Hash-Based Structural Join Algorithms

Christian Mathis

Kaiserslautern University of Technology
Dept. of Computer Science (AG DBIS)
P.O. Box 3049, 67653 Kaiserslautern, Germany
e-mail: mathis@informatik.uni-kl.de

Theo Härder

Kaiserslautern University of Technology
Dept. of Computer Science (AG DBIS)
P.O. Box 3049, 67653 Kaiserslautern, Germany
e-mail: haerder@informatik.uni-kl.de

Full paper (PDF version)

Abstract

Algorithms for processing Structural Joins belong to the set of essential building blocks for XML query evaluation. Their design is a difficult task, because they have to satisfy many requirements, e.g., guarantee a linear worst-case runtime; generate a sorted, duplicate-free output; adapt to fiercely varying input sizes and element distributions; enable pipelining; and (probably) more.

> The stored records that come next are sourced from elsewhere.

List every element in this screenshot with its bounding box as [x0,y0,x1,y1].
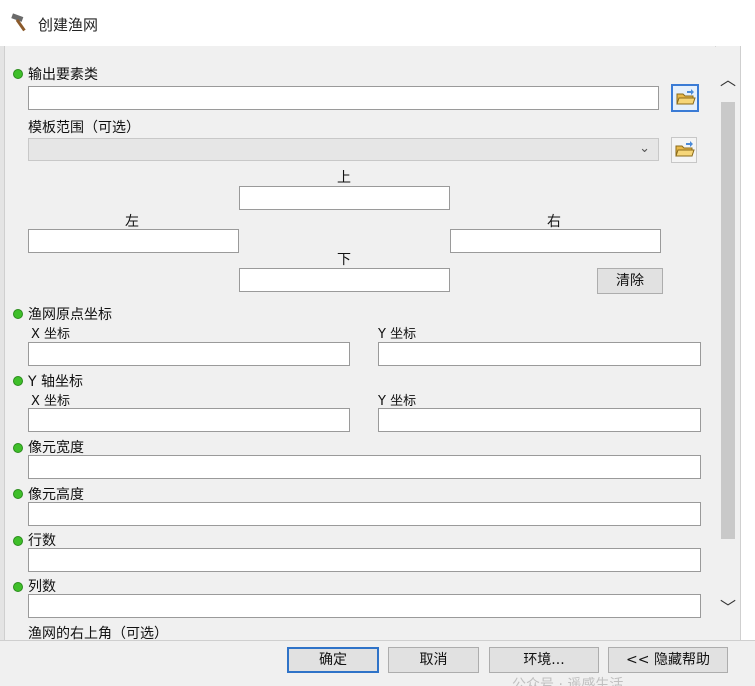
extent-top-label: 上 [337,170,351,186]
origin-x-input[interactable] [28,342,350,366]
dialog-footer: 确定 取消 环境... << 隐藏帮助 [0,640,755,686]
origin-x-label: X 坐标 [31,327,71,342]
extent-left-label: 左 [125,214,139,230]
required-dot-icon [13,536,23,546]
opposite-corner-label: 渔网的右上角（可选） [28,626,168,640]
required-dot-icon [13,489,23,499]
required-dot-icon [13,443,23,453]
template-extent-label: 模板范围（可选） [28,120,140,136]
template-browse-button[interactable] [671,137,697,163]
extent-bottom-input[interactable] [239,268,450,292]
origin-y-input[interactable] [378,342,701,366]
cell-height-label: 像元高度 [28,487,84,503]
rows-input[interactable] [28,548,701,572]
open-folder-icon [675,141,695,157]
output-feature-class-input[interactable] [28,86,659,110]
columns-label: 列数 [28,579,56,595]
rows-label: 行数 [28,533,56,549]
extent-left-input[interactable] [28,229,239,253]
help-panel-edge [740,46,755,640]
cell-width-input[interactable] [28,455,701,479]
vertical-scrollbar[interactable]: ︿ ﹀ [716,46,740,640]
output-feature-class-label: 输出要素类 [28,67,98,83]
parameters-panel: 输出要素类 模板范围（可选） ⌄ 上 左 右 下 清除 渔网原点坐标 X 坐标 … [5,46,715,640]
origin-label: 渔网原点坐标 [28,307,112,323]
chevron-down-icon[interactable]: ﹀ [720,594,736,618]
title-bar: 创建渔网 [0,0,755,47]
template-extent-dropdown[interactable]: ⌄ [28,138,659,161]
watermark-text: 公众号 · 遥感生活 [512,677,624,686]
ok-button[interactable]: 确定 [287,647,379,673]
y-axis-y-input[interactable] [378,408,701,432]
columns-input[interactable] [28,594,701,618]
cell-height-input[interactable] [28,502,701,526]
y-axis-x-label: X 坐标 [31,394,71,409]
output-browse-button[interactable] [671,84,699,112]
required-dot-icon [13,309,23,319]
required-dot-icon [13,582,23,592]
clear-extent-button[interactable]: 清除 [597,268,663,294]
open-folder-icon [676,89,696,105]
origin-y-label: Y 坐标 [378,327,417,342]
hammer-icon [11,13,26,32]
extent-bottom-label: 下 [337,252,351,268]
chevron-up-icon[interactable]: ︿ [720,66,736,90]
chevron-down-icon: ⌄ [639,141,650,156]
environments-button[interactable]: 环境... [489,647,599,673]
create-fishnet-dialog: 创建渔网 输出要素类 模板范围（可选） ⌄ 上 左 右 下 清除 渔网原点坐标 … [0,0,755,686]
scrollbar-thumb[interactable] [721,102,735,539]
extent-right-input[interactable] [450,229,661,253]
cancel-button[interactable]: 取消 [388,647,479,673]
y-axis-label: Y 轴坐标 [28,374,84,390]
y-axis-x-input[interactable] [28,408,350,432]
extent-right-label: 右 [547,214,561,230]
extent-top-input[interactable] [239,186,450,210]
cell-width-label: 像元宽度 [28,440,84,456]
y-axis-y-label: Y 坐标 [378,394,417,409]
window-title: 创建渔网 [38,16,99,34]
required-dot-icon [13,69,23,79]
required-dot-icon [13,376,23,386]
hide-help-button[interactable]: << 隐藏帮助 [608,647,728,673]
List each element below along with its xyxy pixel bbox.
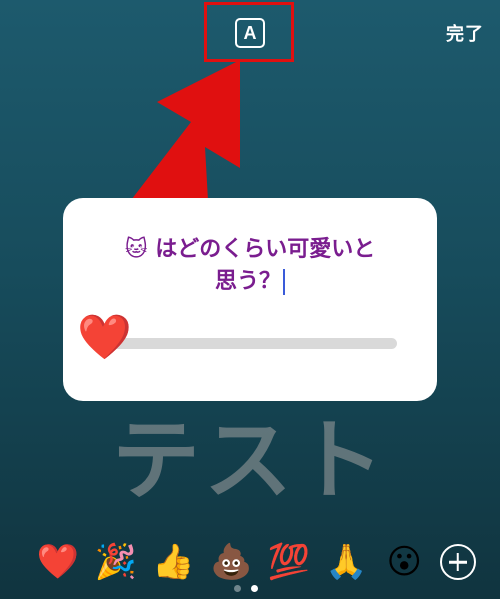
cat-emoji: 🐱: [124, 237, 148, 262]
emoji-slider-sticker[interactable]: 🐱 はどのくらい可愛いと 思う？ ❤️: [63, 198, 437, 401]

Therefore, it is not possible to design "the" structural join algorithm. Rather, the provision of different specialized operators, from which the query optimizer can choose, is beneficial for query efficiency. We propose new hash-based structural join algorithms that can process unordered input sequences possibly containing duplicates. We also show that these algorithms can substantially reduce the number of required sort operations on intermediate results for (complex) tree structured queries (twigs).

appears in Proc. of DATAX'06 Workshop, Munich, March 2006.